As with most deal calls, the interesting part began with the Q&A. Of course management is in favor of the deal, or else there would be no agreement. We obviously have our own opinions on deals, but it is imperative to know how others perceive a transaction, and the Q&A portion is the first chance to discern their thoughts. Right off the bat, the questions force management to take a defensive stance. How well was the company shopped to other bidders? How did you arrive at the low takeout valuation? Why are you selling now, instead of a year down the road, when the sales that you said would pick up will be higher? Did you discuss the deal with any of your largest shareholders before signing? (The answer was no.) Even the largest shareholder chimed in, which rarely happens on deal calls. “Just out of curiosity, why weren’t the larger shareholders consulted?” After an unsatisfactory answer, the 22% holder said to the CEO “would you mind coming to see me?”
You understand the general tone. Investors are displeased, and the largest shareholder is unimpressed and surprised. So now, all eyes are on the go-shop period. The day the deal was announced, SKIL closed at $11.03/share, a spread of -2%. The spread was negative for the entire go-shop period, and SKIL peaked at $11.29/share (-4.3%) on March 9, as the market knew the go-shop expired, and announcement of a superior proposal was anticipated.
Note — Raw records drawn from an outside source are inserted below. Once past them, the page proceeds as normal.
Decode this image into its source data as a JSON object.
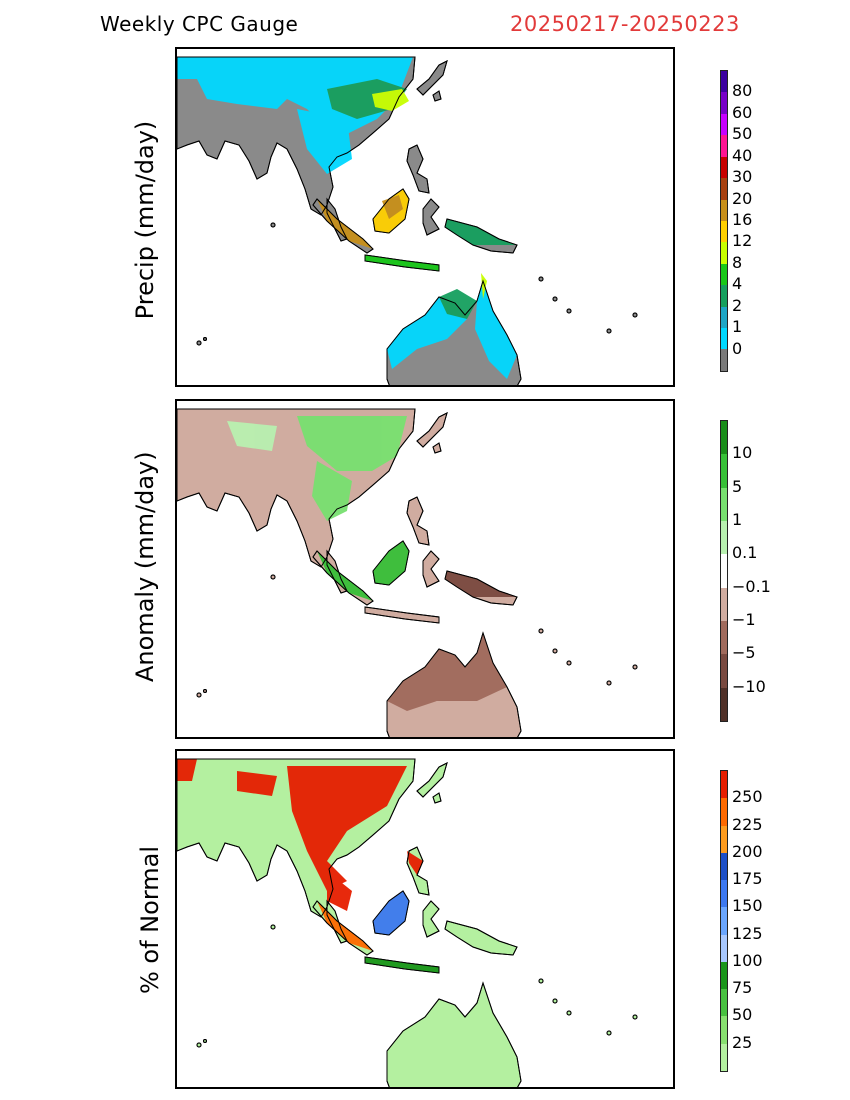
{
  "header": {
    "title": "Weekly CPC Gauge",
    "dates": "20250217-20250223"
  },
  "panels": [
    {
      "id": "precip",
      "ylabel": "Precip (mm/day)",
      "colorbar": {
        "colors": [
          "#7a7a7a",
          "#00d8ff",
          "#1ea6c6",
          "#16a05e",
          "#18c818",
          "#c8ff00",
          "#ffd000",
          "#c8901a",
          "#a84010",
          "#c80000",
          "#ff1493",
          "#c800ff",
          "#7800c8",
          "#3c00a0"
        ],
        "labels": [
          "0",
          "1",
          "2",
          "4",
          "8",
          "12",
          "16",
          "20",
          "30",
          "40",
          "50",
          "60",
          "80"
        ]
      }
    },
    {
      "id": "anomaly",
      "ylabel": "Anomaly (mm/day)",
      "colorbar": {
        "colors": [
          "#503028",
          "#7a4a40",
          "#a06a5c",
          "#d0aca0",
          "#ffffff",
          "#b8f0b0",
          "#78e070",
          "#38c038",
          "#1a8e1a"
        ],
        "labels": [
          "−10",
          "−5",
          "−1",
          "−0.1",
          "0.1",
          "1",
          "5",
          "10"
        ]
      }
    },
    {
      "id": "pct_normal",
      "ylabel": "% of Normal",
      "colorbar": {
        "colors": [
          "#b4f0a0",
          "#88e070",
          "#48c040",
          "#1a961a",
          "#a8c8ff",
          "#6aa6ff",
          "#3c78f0",
          "#1e50c8",
          "#ff9c1e",
          "#ff6a00",
          "#e61e00"
        ],
        "labels": [
          "25",
          "50",
          "75",
          "100",
          "125",
          "150",
          "175",
          "200",
          "225",
          "250"
        ]
      }
    }
  ]
}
The following day, SKIL provided an update on the process and said that Credit Suisse contacted 45 parties on SKIL’s behalf, entered 10 confidentiality agreements, and received one conditional preliminary proposal for an offer above $10.80/share, but no formal offer was made. So there it is. The company was shopped to third parties and no one took the bait, and SKIL immediately fell to $10.71/share.
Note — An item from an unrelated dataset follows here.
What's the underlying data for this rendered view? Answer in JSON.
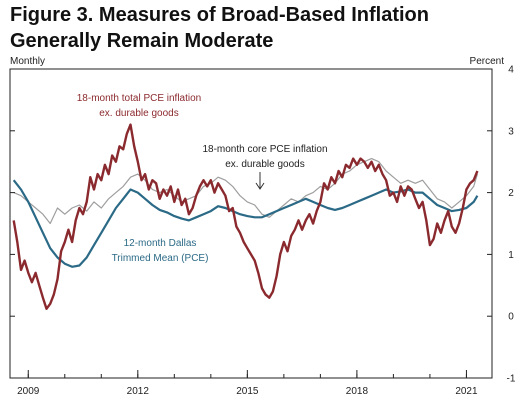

On March 12, SKIL held its earnings call, and during the Q&A, the issue of shareholder approval arose again. Management said they had spoken with shareholders “both large and small”, and they are “feeling very good” about the April 6 shareholder vote. So with a 22% holder who sounded unimpressed by the deal initially, one would think that said holder’s blessing was secured in order for management to have such optimism. The spread should be tight, right? Wrong. As late March 29 SKIL was trading at $10.18/share, a 6% spread, for a deal that should close in two months. That is too wide, so we must be missing something. Reviewing the conference call transcript, we can determine one of two things. By saying that they are comfortable with the shareholder vote, management is either lying, or they are not disclosing all of the information they have. With a 6% spread, arbs were pricing in a low probability that the deal closes. It would be much tighter if there were any confidence in the vote. It’s tough to be a buyer (will the vote be successful?) or a seller at this point (SKIL’s downside valuation is attractive).
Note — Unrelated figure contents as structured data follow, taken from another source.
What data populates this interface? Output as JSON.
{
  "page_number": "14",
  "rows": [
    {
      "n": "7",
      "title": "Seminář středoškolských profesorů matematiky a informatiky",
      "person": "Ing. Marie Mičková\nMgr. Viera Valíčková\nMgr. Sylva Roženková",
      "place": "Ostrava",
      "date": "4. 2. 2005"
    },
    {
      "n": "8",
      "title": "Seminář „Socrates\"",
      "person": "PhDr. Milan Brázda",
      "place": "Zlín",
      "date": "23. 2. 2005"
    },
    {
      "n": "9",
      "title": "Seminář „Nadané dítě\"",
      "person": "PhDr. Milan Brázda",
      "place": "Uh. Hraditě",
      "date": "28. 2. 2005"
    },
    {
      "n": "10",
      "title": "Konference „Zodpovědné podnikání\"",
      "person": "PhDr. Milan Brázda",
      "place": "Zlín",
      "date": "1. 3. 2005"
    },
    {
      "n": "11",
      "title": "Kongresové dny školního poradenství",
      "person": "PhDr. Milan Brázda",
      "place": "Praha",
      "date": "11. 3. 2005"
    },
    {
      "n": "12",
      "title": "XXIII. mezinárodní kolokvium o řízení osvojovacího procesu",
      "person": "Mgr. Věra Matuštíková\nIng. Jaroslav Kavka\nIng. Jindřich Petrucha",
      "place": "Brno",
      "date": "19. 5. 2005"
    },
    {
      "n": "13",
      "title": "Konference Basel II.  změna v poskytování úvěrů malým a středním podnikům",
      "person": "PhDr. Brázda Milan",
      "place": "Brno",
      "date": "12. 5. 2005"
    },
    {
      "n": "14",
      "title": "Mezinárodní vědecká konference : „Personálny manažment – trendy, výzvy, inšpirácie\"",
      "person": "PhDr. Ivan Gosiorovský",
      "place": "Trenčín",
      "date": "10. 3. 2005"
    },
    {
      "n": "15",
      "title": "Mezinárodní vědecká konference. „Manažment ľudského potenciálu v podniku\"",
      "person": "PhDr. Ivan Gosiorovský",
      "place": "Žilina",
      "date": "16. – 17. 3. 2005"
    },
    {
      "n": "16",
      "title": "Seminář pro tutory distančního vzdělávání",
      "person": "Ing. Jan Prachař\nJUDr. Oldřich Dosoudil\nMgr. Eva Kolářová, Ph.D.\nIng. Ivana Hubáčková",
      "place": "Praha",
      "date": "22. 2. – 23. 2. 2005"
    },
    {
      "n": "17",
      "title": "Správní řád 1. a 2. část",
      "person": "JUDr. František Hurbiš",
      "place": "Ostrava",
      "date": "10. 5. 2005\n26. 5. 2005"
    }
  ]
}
On April 1, with arbs’ hands behind their backs, and the vote a few days away, SKIL announced that the offer price was revised from $10.80 to $11.25/share. The vote was rescheduled from April 6 to April 29. Columbia Wanger Asset Management, the largest holder, entered a voting agreement in favor of the new terms. The offer was increased because SKIL thought the likelihood of success with the original deal was insufficient. SKIL closed that day at $11.10/share, for a spread of 1.3%. Not only did the market not expect a higher offer, which the 6% spread indicated, but you have to give credit to Columbia Wanger and the other parties involved for not showing their hand. The event-driven space is so used to having leaks that it is a shock when people don’t have an idea of what is going on behind the scenes.
The lesson here is that shareholders matter. If deal parties do not consult with, and receive voting agreements from, shareholders before a transaction is announced, then they better be sure that the valuation is attractive enough for the holders to agree with ex post.